Em vista do baixo potencial de geração de valor de aeroportos de médio e pequeno porte, adotamos um modelo de concessões em blocos, em que grandes aeroportos são agrupados com aeroportos menores, realizando um subsídio cruzado entre ativos.

A alternativa de conceder em blocos apresenta-se mais conveniente e oportuna que a alternativa de conceder cada aeroporto individualmente, sobretudo em razão de menores riscos e custos de execução dos processos licitatórios e de regulação de contratos. As concessões patrocinadas, com contrapartidas financeiras pelo poder público (as chamadas Parcerias Público Privadas – PPP), se aplicariam para a concessão individual de dezenas de aeroportos menores, ensejando maiores riscos para o setor privado e custos de execução e planejamento para o setor público, motivo pelo qual se defende o modelo de concessão em blocos.

Ressalta-se que a escolha por um subsídio cruzado interno ao contrato (concessão em blocos) não é algo novo no país, podendo-se citar as concessões de distribuição de energia elétrica e saneamento básico (rede de água e esgoto): o custo da prestação do serviço em uma área rural ou afastada do núcleo urbano é subsidiado pelo consumidor de baixo custo de atendimento, por exemplo, a residência em um prédio de muitos andares.

Para além das fronteiras internas, é possível citar concessões para a iniciativa privada de aeroportos em blocos em países como Colômbia, Argentina, México, Portugal, Inglaterra, com diferentes modelagens e resultados.

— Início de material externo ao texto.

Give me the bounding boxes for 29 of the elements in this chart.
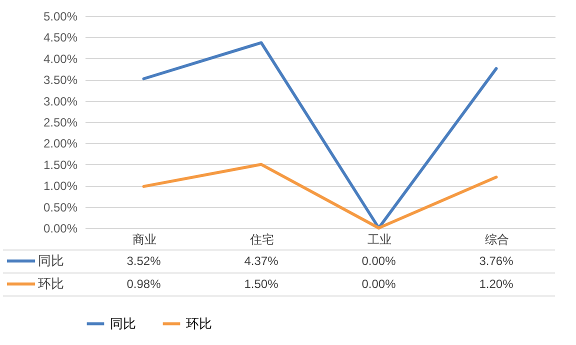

Assim, além das premissas acima descritas, adotamos a formação de blocos de aeroportos que tenham áreas contíguas, a fim de facilitar a gestão por um administrador central1, e que em cada concessão haja pelo menos um grande aeroporto (acima de 3 milhões de passageiros ao ano), de forma a garantir atratividade para investidores e geração de valor suficiente para suportar o déficit operacional de aeroportos menores, assim como pagar os investimentos estimados para todos os aeroportos do bloco.

Para estimativa de investimentos, adotamos para os aeroportos de capitais os parâmetros de capacidade de infraestrutura adotados nos estudos de viabilidade econômica, técnica e ambiental (EVTEA) das concessões federais já realizadas, amplamente disponíveis no endereço eletrônico da Agência Nacional de Aviação Civil – ANAC.

Por exemplo, um dos parâmetros para tamanho de terminal de passageiros é a referência de nível ótimo de área e tempo de filas adotados Airport Development Reference Manual – ADRM da International Air Transport Association2. Com base na comparação entre a infraestrutura necessária (para a demanda projetada) e a infraestrutura existente, alcança-se a infraestrutura a ser ampliada (em metros quadrados de terminal de passageiros, por exemplo) e, com base nos preços utilizados nas concessões anteriores, estimamos o valor dos investimentos ao longo da concessão de 30 anos de cada aeroporto do bloco.

Além da previsão de investimentos para cada aeroporto, consideramos referências de custos operacionais e receitas comerciais levantadas para os estudos de viabilidade das 6 concessões federais existentes, de operadores privados regionais e a carga tributária aplicada a aeroportos sob administração privada3. Ressalta-se que as tarifas aeroportuárias são definidas pela Agência Reguladora, constam em tabela fixada nos contratos de concessão e não são influenciadas pela oferta apresentada no leilão da concessão (diferentemente das concessões de rodovias). Portanto, a estimativa de receitas aeroportuárias (que não incluem as receitas comerciais) decorrem diretamente da projeção de crescimento da demanda de passageiros, aeronaves e cargas.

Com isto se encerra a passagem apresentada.